In Texas, authorities suspected arson but no arrests have been made. The West explosion had the force of a small earthquake. It flattened homes in a five-block radius and destroyed a nursing home where residents, some in wheelchairs, were trapped in rubble. Ten of those killed in the blast were firefighters or first responders.
“We don’t seem to learn that chemical is deadly.,” Muska said. “I feel for those people in Beirut, I surely do. It brought back a lot of memories.”
Last year, the Trump administration scaled back chemical safety measures that included ending a requirement that plants provide members of the public information about chemical risks upon request. Chemical manufacturers had pushed for the changes.
The Obama-era Chemical Disaster Rule is one of several rules or proposals meant to lessen the risks of major, possibly high-casualty industrial disasters that have been weakened under Trump. Others include stripping a Nuclear Regulatory Commission proposed rule that would have required nuclear plants to greatly harden their facilities against the kind of natural disasters that struck the plant in Fukushima, Japan.
Other steps cut proposed safety requirements for offshore rigs after the Deepwater Horizon explosion, and allowed shipment of liquefied natural gas by rail despite criticism from several states, firefighters and the National Transportation Safety Board.
The Environmental Protection Agency, which has trimmed scores of environmental and public health protections that the Trump administration sees as unfriendly to business, did not immediately respond to a request for comment Wednesday about the rollback.
At the time, EPA Administrator Andrew Wheeler said the weakening of the proposed Chemical Disaster Rule would save $88 million a year in compliance costs. Wheeler said the administration’s move “addresses emergency responders’ longstanding concerns and maintains important public safety measures” while saving money.

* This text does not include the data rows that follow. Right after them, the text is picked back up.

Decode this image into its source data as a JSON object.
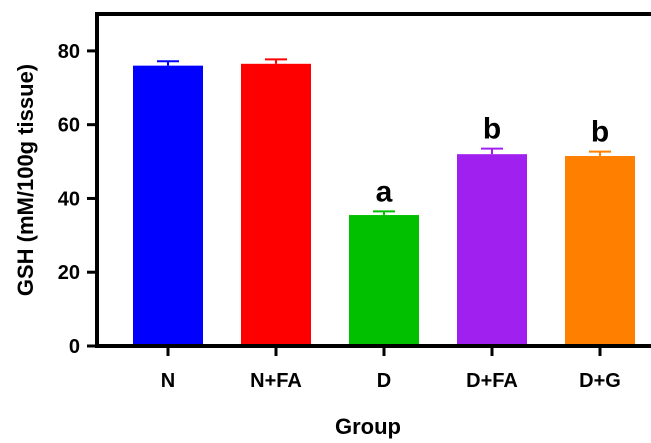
{
  "chart_data": {
    "type": "bar",
    "xlabel": "Group",
    "ylabel": "GSH (mM/100g tissue)",
    "ylim": [
      0,
      90
    ],
    "yticks": [
      0,
      20,
      40,
      60,
      80
    ],
    "categories": [
      "N",
      "N+FA",
      "D",
      "D+FA",
      "D+G"
    ],
    "values": [
      76,
      76.5,
      35.5,
      52,
      51.5
    ],
    "errors": [
      1.2,
      1.2,
      1.0,
      1.5,
      1.2
    ],
    "colors": [
      "#0000ff",
      "#ff0000",
      "#00c000",
      "#a020f0",
      "#ff8000"
    ],
    "significance": [
      "",
      "",
      "a",
      "b",
      "b"
    ],
    "grid": false,
    "legend": "none"
  }
}
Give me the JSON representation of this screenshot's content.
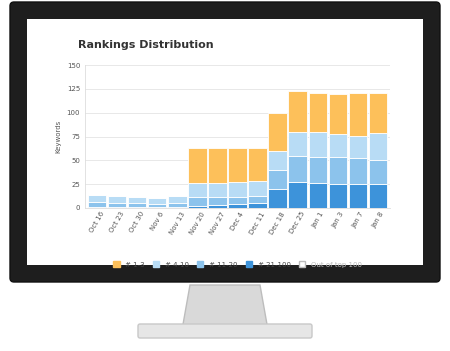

Elena Craft, a Texas-based senior director with the Environmental Defense Fund environmental group, cited the Chemical Disaster Rule among a series of other proposals weakening protections for the communities – often lower income, and disproportionately Black or Hispanic – living around dangerous industrial sites.
Even the West, Texas disaster, with its toll on first responders, failed to change the regulatory picture much after the headlines faded away, Craft said. “It’s always been sort of the constant story … it to be gets accepted business in Texas.”
In 1989, Juan Flores was in sixth grade when an explosion at a Phillips 66 plastics plant near his Galena Park, Texas, community outside Houston killed 23. The blast shook Flores’ school and blew out windows.
That area bordering Houston’s Shipping Channel is the nation’s hub for oil and gas and petrochemicals. Yet Houston’s lack of zoning means residents’ yards in poorer and minority neighborhoods butt up against looming chemical and petroleum storage tanks or booming industrial sites working with hazardous materials.
Six major chemical explosions have rocked the Houston area since March 2019 alone. One, an explosion at a chemical tank, prompted widespread shelter-in-place orders for residents and sent a mile-high plume of smoke over the city for days. A more recent chemical blast, in January, killed three people and damaged more than 450 surrounding buildings.
“To see that happen” in Beirut, it was the worst-case scenario for already worried people in his community, said Flores, a community activist and former Galena Park mayor. “There’s one or two plants here, if they ever go, there’s a chance we could wind up in that situation.”
In West, street images on Google Maps still show crumbled buildings that were taken shortly after the blast that shook the town of only 3,000 people. “They’ve never come back with their little car,” Muska said of Google.
Ammonium nitrate isn’t stored in the town any longer. “It’s got it’s useful places in the farming community,”” Muska said. “But it’s also, like we just saw yesterday, it can just be devastating.”